Wednesday 27 August 2008

Economics at Gunpoint

A decade too late, I have just come across a translation of Bourdieu's essay on the essence of neoliberalism first published in Le Monde in which he emphasizes that the neoliberal project, which misleadingly presents itself as a hightened concern for personal freedom, is an attempt to make reality conform to the dictates of science. The free market, where precisely quanitifable factors interact in a predictable way, is a purely theoretical model far removed from any hitherto existing social reality. The hope is, though, that social reality can finally be made to conform to the theoretical construct, thereby validating the theory (although there was never any doubt about its validity) and giving social life the rationality it had always lacked.

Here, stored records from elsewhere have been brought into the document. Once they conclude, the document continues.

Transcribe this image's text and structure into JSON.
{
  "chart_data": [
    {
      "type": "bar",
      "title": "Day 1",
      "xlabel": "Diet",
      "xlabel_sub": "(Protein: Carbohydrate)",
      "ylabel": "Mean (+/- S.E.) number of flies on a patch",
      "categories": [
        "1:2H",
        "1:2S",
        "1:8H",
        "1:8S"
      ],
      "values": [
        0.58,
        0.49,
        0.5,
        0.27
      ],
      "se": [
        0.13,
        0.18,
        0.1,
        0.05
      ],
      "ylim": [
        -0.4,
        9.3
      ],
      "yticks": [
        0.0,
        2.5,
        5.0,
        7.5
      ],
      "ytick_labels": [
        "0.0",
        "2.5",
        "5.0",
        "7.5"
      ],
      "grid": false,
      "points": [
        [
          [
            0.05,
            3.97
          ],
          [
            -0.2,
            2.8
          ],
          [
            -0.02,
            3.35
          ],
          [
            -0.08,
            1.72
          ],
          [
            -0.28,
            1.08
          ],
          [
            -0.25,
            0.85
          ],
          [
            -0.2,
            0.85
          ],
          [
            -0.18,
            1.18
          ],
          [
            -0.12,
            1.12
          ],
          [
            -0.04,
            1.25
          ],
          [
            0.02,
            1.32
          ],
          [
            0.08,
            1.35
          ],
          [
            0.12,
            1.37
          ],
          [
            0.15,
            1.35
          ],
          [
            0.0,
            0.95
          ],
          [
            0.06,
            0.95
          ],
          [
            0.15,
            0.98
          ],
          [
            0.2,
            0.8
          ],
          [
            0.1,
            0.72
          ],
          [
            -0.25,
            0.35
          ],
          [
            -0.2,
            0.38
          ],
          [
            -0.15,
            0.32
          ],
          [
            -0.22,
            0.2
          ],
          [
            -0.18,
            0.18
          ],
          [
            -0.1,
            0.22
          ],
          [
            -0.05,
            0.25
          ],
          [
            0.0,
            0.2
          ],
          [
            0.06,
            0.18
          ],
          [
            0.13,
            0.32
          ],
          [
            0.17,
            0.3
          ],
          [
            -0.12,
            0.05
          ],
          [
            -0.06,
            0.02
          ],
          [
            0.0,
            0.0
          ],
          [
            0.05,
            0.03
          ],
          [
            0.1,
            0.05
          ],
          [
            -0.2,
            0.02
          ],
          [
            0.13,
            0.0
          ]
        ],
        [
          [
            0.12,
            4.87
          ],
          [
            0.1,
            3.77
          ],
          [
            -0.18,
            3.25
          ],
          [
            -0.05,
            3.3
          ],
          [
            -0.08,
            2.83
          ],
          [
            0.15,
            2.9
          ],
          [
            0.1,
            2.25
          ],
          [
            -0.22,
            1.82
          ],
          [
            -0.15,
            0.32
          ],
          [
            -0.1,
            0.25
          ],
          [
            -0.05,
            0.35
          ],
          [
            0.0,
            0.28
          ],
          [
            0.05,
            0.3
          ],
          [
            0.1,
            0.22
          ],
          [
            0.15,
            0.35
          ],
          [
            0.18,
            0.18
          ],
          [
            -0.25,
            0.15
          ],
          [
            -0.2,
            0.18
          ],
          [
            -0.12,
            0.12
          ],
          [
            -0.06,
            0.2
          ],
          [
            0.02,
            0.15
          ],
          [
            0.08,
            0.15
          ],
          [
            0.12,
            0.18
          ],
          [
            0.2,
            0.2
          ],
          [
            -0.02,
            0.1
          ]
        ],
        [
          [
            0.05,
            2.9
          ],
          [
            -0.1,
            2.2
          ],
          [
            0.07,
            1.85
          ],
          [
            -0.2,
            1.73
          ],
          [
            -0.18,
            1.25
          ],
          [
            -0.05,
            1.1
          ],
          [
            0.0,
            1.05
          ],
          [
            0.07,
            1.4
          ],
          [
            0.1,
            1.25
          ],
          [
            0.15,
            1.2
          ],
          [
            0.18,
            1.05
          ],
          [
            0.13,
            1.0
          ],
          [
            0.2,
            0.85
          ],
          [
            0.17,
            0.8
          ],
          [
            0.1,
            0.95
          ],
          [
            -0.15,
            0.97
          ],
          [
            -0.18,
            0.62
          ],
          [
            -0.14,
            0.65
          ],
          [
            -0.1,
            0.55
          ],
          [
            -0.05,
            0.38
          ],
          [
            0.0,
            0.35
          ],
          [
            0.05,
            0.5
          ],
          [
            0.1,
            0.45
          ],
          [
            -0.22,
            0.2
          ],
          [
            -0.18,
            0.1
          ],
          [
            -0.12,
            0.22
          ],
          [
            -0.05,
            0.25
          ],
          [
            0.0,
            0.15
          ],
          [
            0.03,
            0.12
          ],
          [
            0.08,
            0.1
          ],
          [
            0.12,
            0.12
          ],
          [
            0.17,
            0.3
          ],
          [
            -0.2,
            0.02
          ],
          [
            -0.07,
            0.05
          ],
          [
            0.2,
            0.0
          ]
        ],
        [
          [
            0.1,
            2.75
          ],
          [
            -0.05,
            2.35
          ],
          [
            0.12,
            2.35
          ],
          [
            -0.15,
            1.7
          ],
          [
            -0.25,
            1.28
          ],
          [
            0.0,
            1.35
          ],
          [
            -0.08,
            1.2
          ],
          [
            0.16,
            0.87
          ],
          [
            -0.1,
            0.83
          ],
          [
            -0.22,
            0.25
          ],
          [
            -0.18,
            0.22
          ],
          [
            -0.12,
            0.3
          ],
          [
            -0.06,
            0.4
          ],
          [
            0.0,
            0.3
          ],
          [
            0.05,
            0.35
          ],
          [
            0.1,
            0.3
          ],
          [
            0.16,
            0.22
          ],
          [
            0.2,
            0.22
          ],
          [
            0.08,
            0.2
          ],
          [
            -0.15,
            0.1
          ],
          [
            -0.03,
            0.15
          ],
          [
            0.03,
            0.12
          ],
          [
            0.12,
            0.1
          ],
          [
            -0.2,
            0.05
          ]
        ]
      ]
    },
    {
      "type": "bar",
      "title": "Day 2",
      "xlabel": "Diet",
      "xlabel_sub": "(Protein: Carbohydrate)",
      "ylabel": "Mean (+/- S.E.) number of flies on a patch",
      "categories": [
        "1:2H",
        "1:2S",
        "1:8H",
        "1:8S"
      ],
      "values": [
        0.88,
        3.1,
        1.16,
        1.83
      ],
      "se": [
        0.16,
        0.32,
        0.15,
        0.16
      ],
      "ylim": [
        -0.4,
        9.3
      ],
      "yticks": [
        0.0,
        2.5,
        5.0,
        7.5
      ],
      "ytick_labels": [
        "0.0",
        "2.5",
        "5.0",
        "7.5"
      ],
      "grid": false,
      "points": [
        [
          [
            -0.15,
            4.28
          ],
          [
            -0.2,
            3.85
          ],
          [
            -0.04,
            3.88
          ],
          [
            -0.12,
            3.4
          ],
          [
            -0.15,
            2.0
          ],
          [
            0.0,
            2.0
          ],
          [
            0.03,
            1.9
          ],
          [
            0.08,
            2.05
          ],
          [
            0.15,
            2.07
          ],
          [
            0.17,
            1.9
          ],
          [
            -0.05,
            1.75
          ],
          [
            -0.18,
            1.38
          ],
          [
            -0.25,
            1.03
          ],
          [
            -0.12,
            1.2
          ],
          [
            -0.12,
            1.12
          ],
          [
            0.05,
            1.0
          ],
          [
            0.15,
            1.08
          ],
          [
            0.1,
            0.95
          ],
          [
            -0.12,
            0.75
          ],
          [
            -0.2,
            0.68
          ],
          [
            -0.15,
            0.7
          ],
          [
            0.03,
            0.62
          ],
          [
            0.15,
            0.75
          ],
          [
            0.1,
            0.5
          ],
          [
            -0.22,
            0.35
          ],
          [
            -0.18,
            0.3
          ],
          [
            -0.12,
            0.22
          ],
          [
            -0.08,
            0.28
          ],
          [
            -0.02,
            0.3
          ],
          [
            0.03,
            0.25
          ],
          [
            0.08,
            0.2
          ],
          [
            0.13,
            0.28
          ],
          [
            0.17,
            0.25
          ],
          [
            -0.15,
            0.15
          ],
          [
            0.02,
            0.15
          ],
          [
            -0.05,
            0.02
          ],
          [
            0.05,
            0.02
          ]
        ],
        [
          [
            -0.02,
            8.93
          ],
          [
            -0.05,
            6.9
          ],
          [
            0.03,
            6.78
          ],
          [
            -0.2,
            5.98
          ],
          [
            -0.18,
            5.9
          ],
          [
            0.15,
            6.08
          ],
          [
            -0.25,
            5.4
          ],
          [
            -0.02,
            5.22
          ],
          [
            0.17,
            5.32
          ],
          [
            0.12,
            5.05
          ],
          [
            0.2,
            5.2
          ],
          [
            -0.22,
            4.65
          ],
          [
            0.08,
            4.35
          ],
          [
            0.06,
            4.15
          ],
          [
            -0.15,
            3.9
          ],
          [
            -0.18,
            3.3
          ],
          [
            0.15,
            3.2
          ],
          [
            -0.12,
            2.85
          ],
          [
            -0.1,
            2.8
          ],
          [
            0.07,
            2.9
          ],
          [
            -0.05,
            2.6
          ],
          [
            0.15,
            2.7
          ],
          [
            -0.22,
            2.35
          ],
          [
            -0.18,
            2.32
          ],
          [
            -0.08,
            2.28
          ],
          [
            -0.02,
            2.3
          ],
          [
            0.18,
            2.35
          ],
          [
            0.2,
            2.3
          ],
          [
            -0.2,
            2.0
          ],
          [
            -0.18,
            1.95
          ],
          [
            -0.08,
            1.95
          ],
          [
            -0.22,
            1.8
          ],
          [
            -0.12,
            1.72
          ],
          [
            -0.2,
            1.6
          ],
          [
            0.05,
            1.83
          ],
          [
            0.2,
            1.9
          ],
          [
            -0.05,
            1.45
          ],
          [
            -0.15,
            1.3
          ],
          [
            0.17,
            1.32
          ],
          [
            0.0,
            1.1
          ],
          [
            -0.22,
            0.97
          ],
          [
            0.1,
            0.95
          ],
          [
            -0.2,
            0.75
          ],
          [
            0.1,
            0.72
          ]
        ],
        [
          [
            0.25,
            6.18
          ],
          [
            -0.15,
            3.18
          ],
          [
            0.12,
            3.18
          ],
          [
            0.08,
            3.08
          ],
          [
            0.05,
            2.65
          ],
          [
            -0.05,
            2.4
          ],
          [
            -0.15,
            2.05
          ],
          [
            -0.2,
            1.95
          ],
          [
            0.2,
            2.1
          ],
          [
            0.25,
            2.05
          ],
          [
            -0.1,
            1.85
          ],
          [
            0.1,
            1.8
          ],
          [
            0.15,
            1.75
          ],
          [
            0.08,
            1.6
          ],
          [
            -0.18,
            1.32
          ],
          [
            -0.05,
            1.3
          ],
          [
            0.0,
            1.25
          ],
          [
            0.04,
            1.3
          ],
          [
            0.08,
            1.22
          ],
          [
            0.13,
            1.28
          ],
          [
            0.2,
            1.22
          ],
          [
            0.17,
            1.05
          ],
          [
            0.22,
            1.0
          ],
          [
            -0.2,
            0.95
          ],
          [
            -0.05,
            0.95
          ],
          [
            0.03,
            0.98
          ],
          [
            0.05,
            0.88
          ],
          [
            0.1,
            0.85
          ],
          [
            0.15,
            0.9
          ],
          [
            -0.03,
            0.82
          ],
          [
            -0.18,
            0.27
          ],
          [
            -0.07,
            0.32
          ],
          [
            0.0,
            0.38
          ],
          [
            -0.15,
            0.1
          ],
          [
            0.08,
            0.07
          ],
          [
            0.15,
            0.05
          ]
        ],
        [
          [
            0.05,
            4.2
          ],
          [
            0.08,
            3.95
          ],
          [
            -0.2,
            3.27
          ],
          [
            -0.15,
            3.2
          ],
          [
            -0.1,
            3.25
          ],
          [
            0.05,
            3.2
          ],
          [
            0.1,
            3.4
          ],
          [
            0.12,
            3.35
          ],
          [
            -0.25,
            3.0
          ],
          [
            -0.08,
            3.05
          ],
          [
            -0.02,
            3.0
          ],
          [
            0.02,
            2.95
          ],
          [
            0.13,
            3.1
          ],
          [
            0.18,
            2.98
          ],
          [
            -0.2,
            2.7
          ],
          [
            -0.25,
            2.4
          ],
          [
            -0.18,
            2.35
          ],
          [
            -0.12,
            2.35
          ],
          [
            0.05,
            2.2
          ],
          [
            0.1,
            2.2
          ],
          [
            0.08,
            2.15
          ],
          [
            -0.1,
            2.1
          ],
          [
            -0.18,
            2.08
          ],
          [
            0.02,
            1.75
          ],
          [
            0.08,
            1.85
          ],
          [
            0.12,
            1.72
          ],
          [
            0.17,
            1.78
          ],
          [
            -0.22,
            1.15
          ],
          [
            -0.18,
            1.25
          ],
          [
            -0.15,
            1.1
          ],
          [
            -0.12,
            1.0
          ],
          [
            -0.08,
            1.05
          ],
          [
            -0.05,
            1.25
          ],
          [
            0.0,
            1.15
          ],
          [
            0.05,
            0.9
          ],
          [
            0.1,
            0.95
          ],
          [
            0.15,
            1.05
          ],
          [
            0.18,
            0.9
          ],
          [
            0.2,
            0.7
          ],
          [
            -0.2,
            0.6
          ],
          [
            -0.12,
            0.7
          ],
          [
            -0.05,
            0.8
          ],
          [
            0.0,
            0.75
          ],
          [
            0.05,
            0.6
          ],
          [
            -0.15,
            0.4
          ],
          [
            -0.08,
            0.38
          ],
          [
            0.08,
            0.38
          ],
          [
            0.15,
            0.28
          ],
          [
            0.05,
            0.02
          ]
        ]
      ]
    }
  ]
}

Critics of Naomi Klein's "The Shock Doctrine" insisted that the terrible upheavals she lists were merely accidents of history miss the point that the neoliberal attempt to make reality fit the theory is inevitably violent. Communities will have to be torn apart; the old certainties will have to be discarded; people will have to learn to live without an older sense of security; and people will inevitably be shot as they try to cross international borders illegally in an effort to escape crippling poverty.

2 comments:

Carmen said...

Looks like you still think like an academic, despite your escape to the hills!

Torn Halves said...

Not sure what you have in mind exactly when you refer to "thinking like an academic". What's the difference between plain thinking and thinking like an academic?

I didn't escape to the hills to stop thinking. I didn't burn my books before I left (although the airline company made it difficult to take more than a few kilos with me).

I left academia though partly to get away from the professional obligation (as it seemed to me) to be nasty to other people (to be better than them - to put them down - to trample on them as one struggled towards that professorship) to get away from the theatre of the prima donna.

Thinking though is okay. I like thinking. Alzheimer's (which is just around the corner) will be hell.